A quienes piensan que la Caravana no sirvió de nada, les decimos que, a diferencia de su claudicación, nosotros decidimos encender una vela para evitar maldecir en la oscuridad. Desde esa luz hemos sabido que no es la maldad la que genera el desprecio de su derrotismo, sino su debilidad la que ayuda a los poderes a degradar la dignidad humana. Ningún estado de ánimo, a pesar del dolor que llevamos con nosotros, de las duras marchas, de los días pasados en autobuses y en suelos de iglesias, nos ha llenado de mayor felicidad que el saber que somos algo para los demás. En esas profundidades el número, la estridencia o los resultados inmediatos no importan. Sólo importa la intensidad del amor. Al fin y al cabo –es lo que hemos dicho a los gobiernos de EU y de México– los seres humanos son lo más importante de la vida. Esto jamás podrán cambiarlo ni los poderosos ni los criminales que extraviaron lo humano para, en nombre del dinero, servir al crimen.
El mismo Dios, lo sabemos los cristianos, se deja servir por nosotros en lo humano. Todo lo demás es la desmesura, la hybris que –lo mostraron los griegos– es el origen de la tragedia. Contra esa desmesura que instaló una guerra que nos devorará a todos si no la detenemos, nosotros encendimos una vela más y cumplimos la misión que el dolor nos impuso: poner al ser humano en el centro de la agenda binacional. Esa luz, un día iluminará la noche y salvará la vida. La esperanza de las víctimas, que perdieron todo pero que no han dejado de marchar ni de esperar en el amor, es a fin de cuentas la única esperanza.

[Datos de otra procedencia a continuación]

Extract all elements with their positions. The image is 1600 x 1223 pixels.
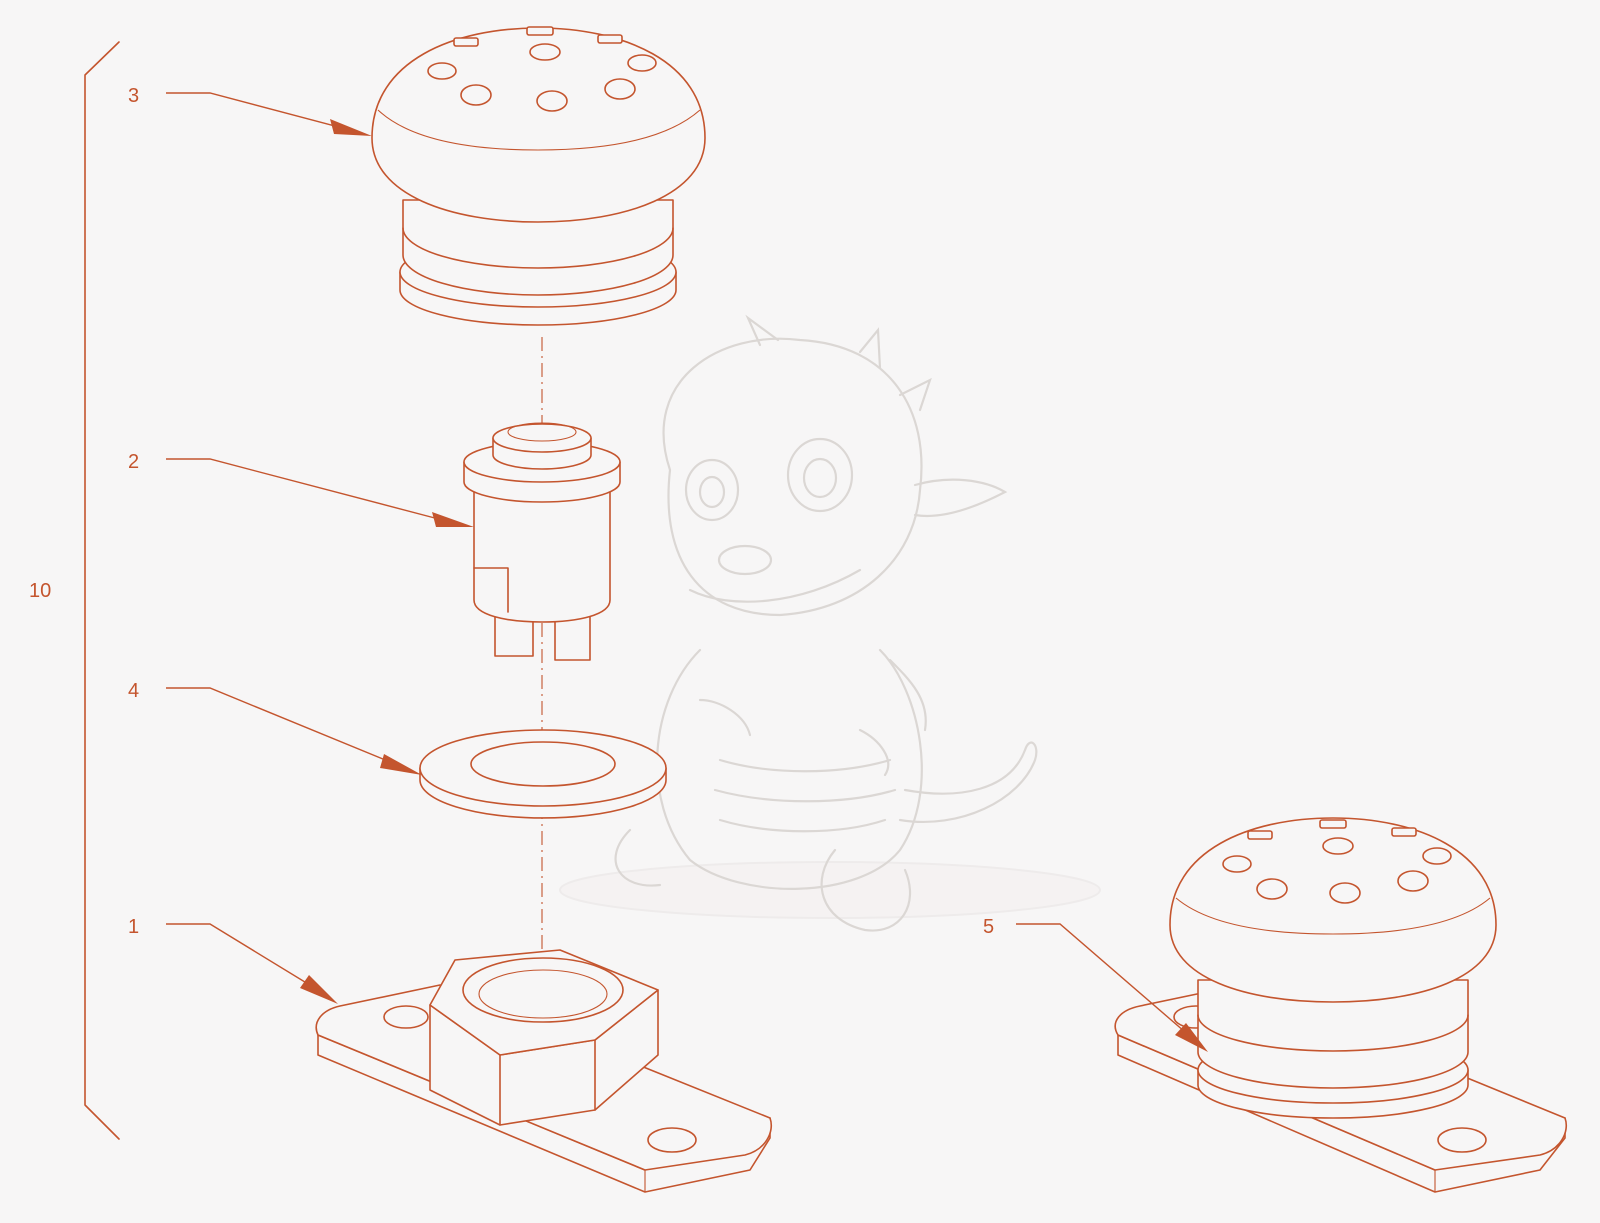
leader-line-4 xyxy=(166,687,422,775)
leader-line-3 xyxy=(166,92,372,136)
leader-line-2 xyxy=(166,458,474,527)
part-1-base-with-hex-nut xyxy=(315,949,772,1193)
dragon-watermark-illustration xyxy=(559,314,1101,932)
leader-line-5 xyxy=(1016,923,1208,1052)
callout-label-3: 3 xyxy=(128,85,139,107)
part-4-washer xyxy=(419,729,667,819)
leader-line-1 xyxy=(166,923,338,1004)
part-3-domed-cap xyxy=(371,26,706,326)
assembly-bracket xyxy=(84,41,120,1140)
callout-label-2: 2 xyxy=(128,451,139,473)
callout-label-1: 1 xyxy=(128,916,139,938)
part-2-push-switch xyxy=(463,422,621,661)
callout-label-10: 10 xyxy=(29,580,51,602)
callout-label-5: 5 xyxy=(983,916,994,938)
callout-label-4: 4 xyxy=(128,680,139,702)
part-5-assembled-unit xyxy=(1114,817,1567,1193)
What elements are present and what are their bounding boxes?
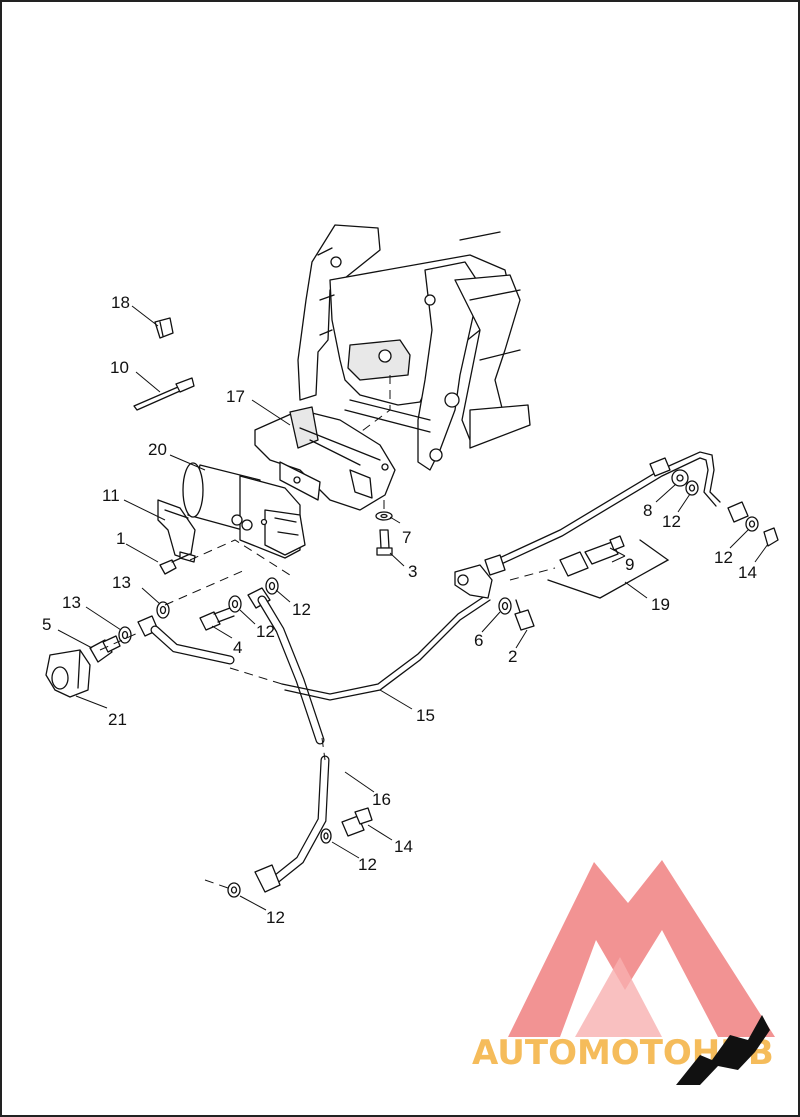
watermark-rider-icon <box>676 1015 770 1085</box>
callout-12-top: 12 <box>292 600 311 619</box>
callout-12-right-b: 12 <box>714 548 733 567</box>
part-2-bolt <box>514 599 535 631</box>
callout-12-bottom: 12 <box>266 908 285 927</box>
callout-7: 7 <box>402 528 411 547</box>
callout-14-lower: 14 <box>394 837 413 856</box>
watermark-logo: AUTOMOTOHUB <box>472 860 775 1085</box>
part-13-washer-lower <box>118 626 132 644</box>
part-13-line <box>137 615 235 665</box>
part-13-washer-upper <box>156 601 170 619</box>
callout-3: 3 <box>408 562 417 581</box>
part-18-clip <box>154 317 174 339</box>
callout-19: 19 <box>651 595 670 614</box>
part-6-washer <box>498 597 512 615</box>
callout-13-upper: 13 <box>112 573 131 592</box>
callout-20: 20 <box>148 440 167 459</box>
callout-12-mid: 12 <box>256 622 275 641</box>
callout-labels: 18 10 17 20 11 1 7 3 13 13 5 21 4 12 12 … <box>42 293 757 927</box>
part-9-switch <box>509 535 625 581</box>
part-12-washer-bottom <box>227 882 241 898</box>
motorcycle-frame <box>297 224 531 471</box>
part-14-bolt-right <box>727 501 779 547</box>
callout-13-lower: 13 <box>62 593 81 612</box>
callout-12-lower-mid: 12 <box>358 855 377 874</box>
callout-14-right: 14 <box>738 563 757 582</box>
part-5-fitting <box>89 635 121 663</box>
callout-6: 6 <box>474 631 483 650</box>
part-21-clamp <box>45 649 91 698</box>
part-19-group-bracket <box>547 539 670 599</box>
part-15-banjo <box>454 554 506 599</box>
callout-10: 10 <box>110 358 129 377</box>
assembly-guide-lines <box>99 500 385 889</box>
callout-11: 11 <box>102 486 120 505</box>
watermark-triangle-icon <box>508 860 775 1037</box>
part-8-brake-line-upper <box>494 451 721 567</box>
part-12-washer-top <box>265 577 279 595</box>
part-7-washer <box>375 511 393 521</box>
part-3-bolt <box>376 529 393 556</box>
callout-5: 5 <box>42 615 51 634</box>
part-1-bolt <box>159 553 191 575</box>
part-4-bolt <box>199 607 235 631</box>
part-20-starter <box>182 462 306 559</box>
leader-lines <box>57 305 769 911</box>
callout-21: 21 <box>108 710 127 729</box>
part-17-bracket <box>254 406 396 511</box>
callout-8: 8 <box>643 501 652 520</box>
callout-17: 17 <box>226 387 245 406</box>
callout-15: 15 <box>416 706 435 725</box>
callout-12-right-a: 12 <box>662 512 681 531</box>
callout-9: 9 <box>625 555 634 574</box>
callout-1: 1 <box>116 529 125 548</box>
part-14-bolt-lower <box>341 807 373 837</box>
part-12-washer-mid <box>228 595 242 613</box>
part-15-brake-line <box>229 593 491 701</box>
callout-16: 16 <box>372 790 391 809</box>
part-10-cable-strap <box>133 377 195 411</box>
part-12-washer-lower-mid <box>320 828 332 844</box>
callout-4: 4 <box>233 638 242 657</box>
callout-18: 18 <box>111 293 130 312</box>
part-12-washer-right-b <box>745 516 759 532</box>
callout-2: 2 <box>508 647 517 666</box>
part-12-washer-right-a <box>685 480 699 496</box>
part-16-hose <box>247 587 330 893</box>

Además opino que hay que respetar los Acuerdos de San Andrés, liberar a todos los zapatistas presos, derruir el Costco-CM del Casino de la Selva, esclarecer los crímenes de las asesinadas de Juárez, sacar a la Minera San Xavier del Cerro de San Pedro, liberar a todos los presos de la APPO, hacerle juicio político a Ulises Ruiz, cambiar la estrategia de seguridad y resarcir a las víctimas de la guerra de Calderón.